法令や定款や規則が定められ、これらのルールが遵守されるようコンプライアンス教育や研修が実施され、ルールの意味と遵守の価値と意義、さらにはルール違反をした場合の制裁措置も含めて、役職員全員きっちり理解しました。
にもかかわらず、内部監査や内部通報を通じて、ルール違反が検知され、不祥事が発覚し、適切な調査の上、違反に対する制裁等が実施されました。
内部統制構築・運営の実務としては、以上の事件が発生した後、再発防止策が検討されることになります。
この場合、まず事件の性質が検証されます。
すなわち、
1 特定個人の暴走による、属人的で一過性的で偶発的で特殊な事例で、今回発覚し、制裁等のしかるべき措置が取られたことで、完全に終息したものと見得るか、
あるいは、
2 事件の端緒となったミスやエラーは偶発的・一過性的・属人的なものとは言えず、普遍的に発生し得る土壌が形成され、組織的・構造的に違反等が発生する状況にまで至っているとみるべきか、
という事件の総括評価です。
この点、1の前者であれば、再発防止策としては、ルールを明確化して、警告・告知で十分です。

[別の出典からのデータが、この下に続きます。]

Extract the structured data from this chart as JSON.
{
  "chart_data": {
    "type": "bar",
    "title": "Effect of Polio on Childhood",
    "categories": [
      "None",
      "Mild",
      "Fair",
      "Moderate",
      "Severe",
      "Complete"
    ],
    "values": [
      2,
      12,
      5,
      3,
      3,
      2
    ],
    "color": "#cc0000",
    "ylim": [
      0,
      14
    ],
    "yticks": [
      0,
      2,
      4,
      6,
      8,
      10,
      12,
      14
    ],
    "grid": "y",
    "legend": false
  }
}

他方、2の後者であれば、ルール自体、あるいはルールを遵守する組織の環境や構造自体として、機能不全に陥っているわけですから、新たなルールや運用や検知方法(監査強化等)といった、別のアプローチによる再発防止策が検討し、策定されるべき、となります。
そして、この
「別のアプローチによる再発防止策」
が新たなルールを構成する場合、また、ルールの教育・研修から始まるプロセスを踏襲して、ルールの実効性を担保する仕組みを策定し運用することになるのです。